As an aside, there was a Roman Emperor named Commodus. [Full name, Commodus Lucius Aurelius] In the 2000 movie The Gladiator, Commodus the villain was played by J. Phoenix. Commodus was born in AD 161 and given the title Caesar in 166 when only five, co-reigning with his father Marcus Aurelius until the latter’s death in 180. Gradually getting more insane, he reigned as the sole emperor for twelve more years until strangled in a plot in 192.
In later church Latin, the word commodum added blessing to the old classical meanings. [L.F. Stelten, Dictionary of Ecclesiastical Latin (1995)].

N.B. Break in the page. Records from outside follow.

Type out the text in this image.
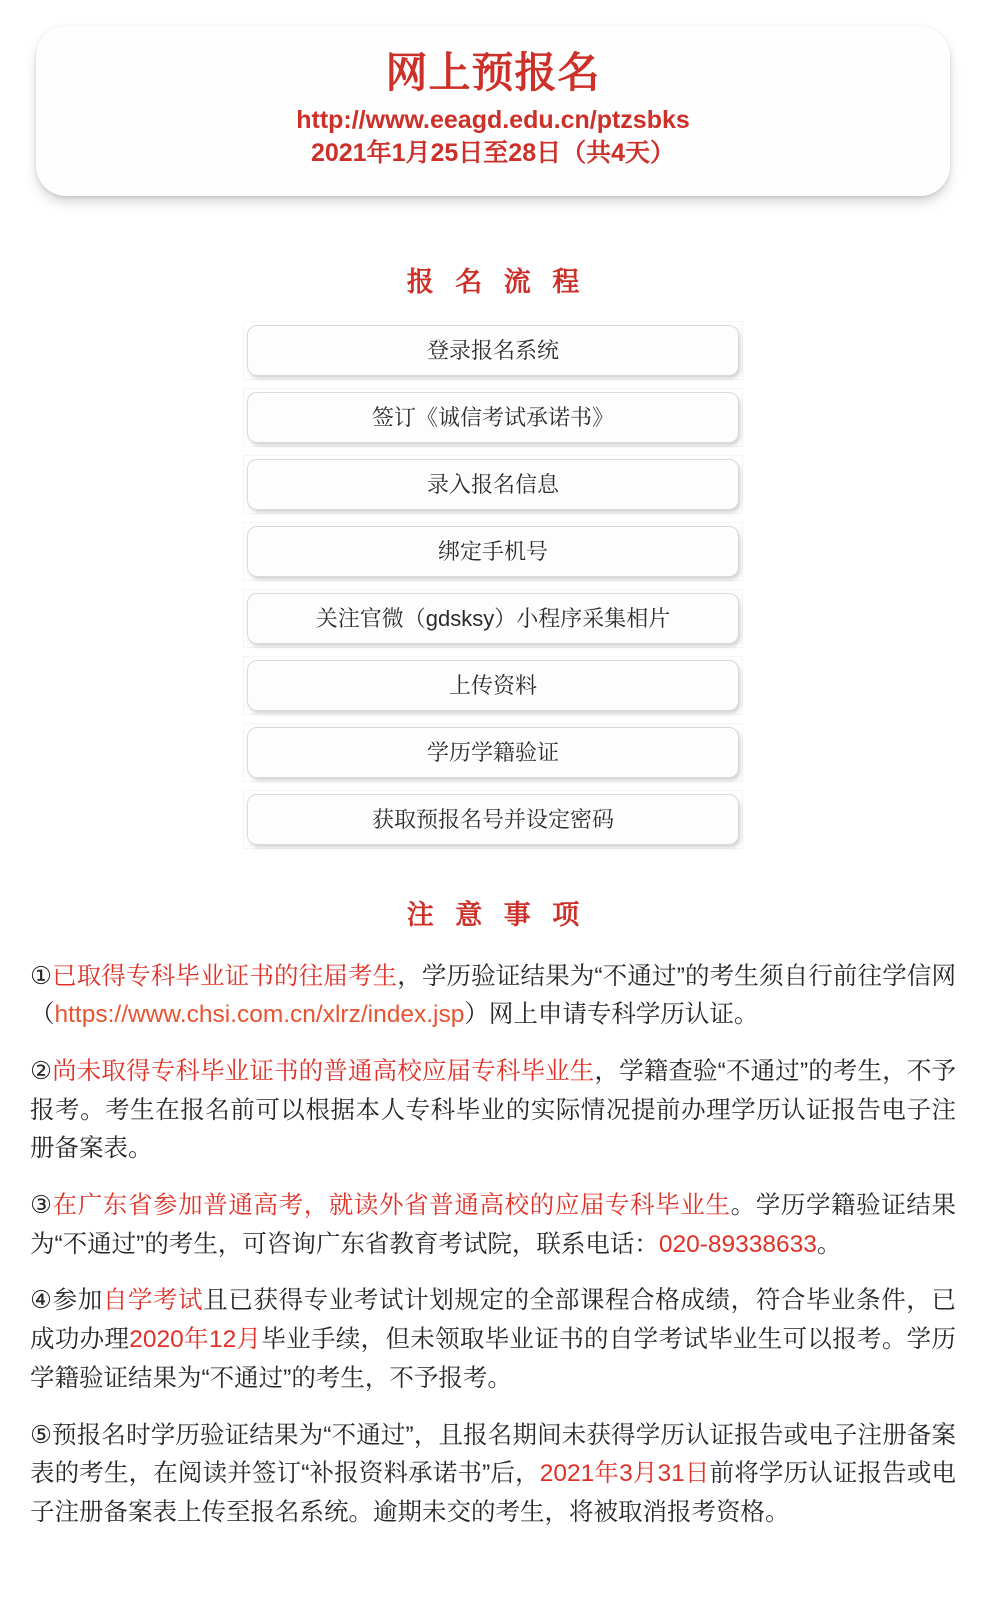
网上预报名
http://www.eeagd.edu.cn/ptzsbks
2021年1月25日至28日（共4天）
报 名 流 程
登录报名系统
签订《诚信考试承诺书》
录入报名信息
绑定手机号
关注官微（gdsksy）小程序采集相片
上传资料
学历学籍验证
获取预报名号并设定密码
注 意 事 项

①已取得专科毕业证书的往届考生，学历验证结果为“不通过”的考生须自行前往学信网（https://www.chsi.com.cn/xlrz/index.jsp）网上申请专科学历认证。

②尚未取得专科毕业证书的普通高校应届专科毕业生，学籍查验“不通过”的考生，不予报考。考生在报名前可以根据本人专科毕业的实际情况提前办理学历认证报告电子注册备案表。

③在广东省参加普通高考，就读外省普通高校的应届专科毕业生。学历学籍验证结果为“不通过”的考生，可咨询广东省教育考试院，联系电话：020-89338633。

④参加自学考试且已获得专业考试计划规定的全部课程合格成绩，符合毕业条件，已成功办理2020年12月毕业手续，但未领取毕业证书的自学考试毕业生可以报考。学历学籍验证结果为“不通过”的考生，不予报考。

⑤预报名时学历验证结果为“不通过”，且报名期间未获得学历认证报告或电子注册备案表的考生，在阅读并签订“补报资料承诺书”后，2021年3月31日前将学历认证报告或电子注册备案表上传至报名系统。逾期未交的考生，将被取消报考资格。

All of this has reference to our English language to the present day. In slightly older English, a commode was a cabinet in a room containing a washbowl or a low chair containing a chamber pot (to relieve oneself). Think of how the term commode as a portable chamber pot would be related to convenience (or even blessing!) in previous eras of distant exterior outhouses. . . The English word commodity is also a direct descendant. A commodity is simply something useful. In economics, a commodity is an article of trade or commerce. The commodity is assumed to be of equivalent value regardless of where it was obtained. A gallon of gas at Fred Meyer will be of equivalent quality as that purchased at the 76 station in town or from Costco, etc.
One tendency of people is to treat service providers as commodities – one service provider is essentially as good as the next. However, this is a mistake. Any adult over thirty knows that service providers of whatever specialty can differ wildly in terms of customer service, competence, communication, and support. That restaurant has great food but get ready to wait forever and be abused by the staff in the process of getting this food (e.g. the Soup Nazi episode on Seinfeld!). Or that place does great work but you can’t get in for three months, and they offer no warranties whatever. Etc.
Home inspections and inspectors are no different. Not all humans are created equal in terms of physical and mental abilities. Perhaps more importantly, not all are equal in terms of work ethic or habits. Not all are the same regarding communication abilities. Or desire to grow in their abilities through study and personal enrichment.
One old time inspector of over thirty years said, “In a home inspector, people are not purchasing a commodity. They are purchasing competence and experience.” He later added, “Home inspectors are too concerned with CYA [covering their posteriors]. It is really quite simple. Cover your clients’ posteriors. Protect what they are concerned with by doing a solid job of looking at property with their best interests as your main concern. This is how you too will succeed.”
One common question is how much an inspection costs. Some few realtors ask this question as a shibboleth (filter) of whom they will use (refer to their clients) from those they will not. Some clients ask this question and compare quotes from differing inspectors. I have done the same in the past. On one instance, we chose the inspector who quoted the lowest cost. We then moved into a property that had serious, unseen, unreported problems that took years and significant expense to resolve. Would that we had spent the extra fifty or ninety dollars for a competent inspection and avoided, or at least been aware of, the problems that lurked in this structure.